I have a C header file with a lot of enums, typedefs and function prototypes. I want to extract this data using Python regex (re). I really need help with the syntax, because I constantly seem to forget it every time I learn.

ENUMS
-----
enum
{
(tab character)(stuff to be extracted - multiple lines)
};

TYPES
-----
typedef struct (extract1) (extract2)


FUNCTIONS
---------
(return type)
(name)
(
(tab character)(arguments - multiple lines)
);

If anyone could point me in the right direction, I would be grateful.

Vanush Vee
  • 426
  • 1
  • 3
  • 14
  • what do you have so far in terms of your re? – Levon Jun 04 '12 at 03:23
  • `regex = re.compile("enum\n{(.*)}", re.DOTALL)`. I thought I would get all the characters within the enums, in an array, but I get everything. Also, this is for Cython. – Vanush Vee Jun 04 '12 at 03:37
  • For enums check out https://stackoverflow.com/a/66037988/208880 -- some adjustments should also catch the types and functions. – Ethan Furman Sep 24 '21 at 05:29

1 Answers1

4

I imagine something like this is what you're after?
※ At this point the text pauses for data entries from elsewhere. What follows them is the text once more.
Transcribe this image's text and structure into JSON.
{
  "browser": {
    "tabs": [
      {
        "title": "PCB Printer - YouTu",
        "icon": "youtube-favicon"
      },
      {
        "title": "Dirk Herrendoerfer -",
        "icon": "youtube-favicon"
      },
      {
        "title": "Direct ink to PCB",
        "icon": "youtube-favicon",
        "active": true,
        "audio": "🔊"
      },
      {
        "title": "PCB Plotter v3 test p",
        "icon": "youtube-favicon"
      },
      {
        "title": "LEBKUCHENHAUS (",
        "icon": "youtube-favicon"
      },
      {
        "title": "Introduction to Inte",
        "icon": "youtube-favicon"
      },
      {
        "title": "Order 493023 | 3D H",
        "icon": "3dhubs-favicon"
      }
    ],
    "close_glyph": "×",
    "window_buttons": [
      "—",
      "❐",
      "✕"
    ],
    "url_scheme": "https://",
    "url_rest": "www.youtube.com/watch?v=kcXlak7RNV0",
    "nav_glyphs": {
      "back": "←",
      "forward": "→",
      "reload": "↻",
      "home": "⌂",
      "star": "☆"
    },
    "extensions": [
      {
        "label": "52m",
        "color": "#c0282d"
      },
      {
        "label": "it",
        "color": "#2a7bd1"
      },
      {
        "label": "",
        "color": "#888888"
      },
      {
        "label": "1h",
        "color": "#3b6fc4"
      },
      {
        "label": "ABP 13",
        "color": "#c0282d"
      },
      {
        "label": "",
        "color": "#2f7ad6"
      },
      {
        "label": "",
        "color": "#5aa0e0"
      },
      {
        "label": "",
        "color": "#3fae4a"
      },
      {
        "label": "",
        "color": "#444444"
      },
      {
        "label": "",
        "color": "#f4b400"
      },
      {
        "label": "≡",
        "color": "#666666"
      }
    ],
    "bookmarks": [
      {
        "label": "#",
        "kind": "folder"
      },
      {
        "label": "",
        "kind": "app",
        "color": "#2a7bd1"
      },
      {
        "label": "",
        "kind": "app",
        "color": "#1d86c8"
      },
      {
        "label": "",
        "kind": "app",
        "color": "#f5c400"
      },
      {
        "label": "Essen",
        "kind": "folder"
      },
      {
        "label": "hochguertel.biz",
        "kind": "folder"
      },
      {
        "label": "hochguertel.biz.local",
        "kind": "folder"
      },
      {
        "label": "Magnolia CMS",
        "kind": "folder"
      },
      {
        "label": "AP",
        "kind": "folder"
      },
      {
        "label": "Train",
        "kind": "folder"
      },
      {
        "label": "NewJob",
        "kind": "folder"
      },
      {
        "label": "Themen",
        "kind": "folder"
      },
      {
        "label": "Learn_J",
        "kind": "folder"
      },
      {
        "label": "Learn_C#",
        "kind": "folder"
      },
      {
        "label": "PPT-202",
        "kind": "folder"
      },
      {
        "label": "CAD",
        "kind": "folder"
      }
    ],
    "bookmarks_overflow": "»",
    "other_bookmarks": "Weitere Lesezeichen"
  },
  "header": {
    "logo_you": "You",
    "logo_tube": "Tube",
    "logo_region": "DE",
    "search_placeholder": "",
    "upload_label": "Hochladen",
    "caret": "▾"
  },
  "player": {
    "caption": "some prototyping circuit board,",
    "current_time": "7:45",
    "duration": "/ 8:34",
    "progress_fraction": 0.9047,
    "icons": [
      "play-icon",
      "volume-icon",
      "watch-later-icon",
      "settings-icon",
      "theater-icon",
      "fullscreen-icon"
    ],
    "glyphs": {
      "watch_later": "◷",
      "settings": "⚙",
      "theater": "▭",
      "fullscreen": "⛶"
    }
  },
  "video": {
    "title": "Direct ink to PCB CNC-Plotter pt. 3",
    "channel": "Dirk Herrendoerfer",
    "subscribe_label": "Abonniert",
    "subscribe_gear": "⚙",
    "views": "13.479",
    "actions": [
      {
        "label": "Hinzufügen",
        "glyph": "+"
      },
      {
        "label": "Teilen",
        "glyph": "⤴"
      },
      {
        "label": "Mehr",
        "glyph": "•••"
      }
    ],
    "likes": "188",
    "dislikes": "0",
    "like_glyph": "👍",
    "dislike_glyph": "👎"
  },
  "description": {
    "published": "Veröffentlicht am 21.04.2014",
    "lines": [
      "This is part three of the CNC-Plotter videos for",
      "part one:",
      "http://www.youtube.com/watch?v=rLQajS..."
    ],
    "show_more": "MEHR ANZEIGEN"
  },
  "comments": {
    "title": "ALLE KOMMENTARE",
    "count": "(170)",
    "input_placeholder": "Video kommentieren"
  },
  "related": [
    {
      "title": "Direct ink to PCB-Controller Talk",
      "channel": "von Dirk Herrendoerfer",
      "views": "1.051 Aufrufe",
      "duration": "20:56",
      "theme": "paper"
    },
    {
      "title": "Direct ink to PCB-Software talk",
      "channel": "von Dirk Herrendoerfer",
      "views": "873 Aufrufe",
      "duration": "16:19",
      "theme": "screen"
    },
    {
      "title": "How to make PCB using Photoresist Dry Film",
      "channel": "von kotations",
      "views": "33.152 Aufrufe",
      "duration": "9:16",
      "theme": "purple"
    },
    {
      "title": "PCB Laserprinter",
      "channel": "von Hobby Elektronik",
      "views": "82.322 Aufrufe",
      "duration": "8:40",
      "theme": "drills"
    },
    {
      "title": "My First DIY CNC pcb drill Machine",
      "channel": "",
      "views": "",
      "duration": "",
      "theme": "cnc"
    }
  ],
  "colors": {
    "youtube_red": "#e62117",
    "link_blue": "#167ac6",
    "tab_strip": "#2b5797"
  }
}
>>> re.findall('enum\s*{\s*([^}]*)};', 'enum {A,B,C};')
['A,B,C']
>>> re.findall("typedef\s+struct\s+(\w+)\s+(\w+);", "typedef struct blah blah;")
[('blah', 'blah')]

There are of course numerous variations on the syntax, and functions are much more complicated, so I'll leave those for you, as frankly these regexps are already fragile and inelegant enough. I would urge you to use an actual parser unless this is just a one-off project where robustness is totally unimportant and you can be sure of the format of your inputs.

Greg E.
  • 2,722
  • 1
  • 16
  • 22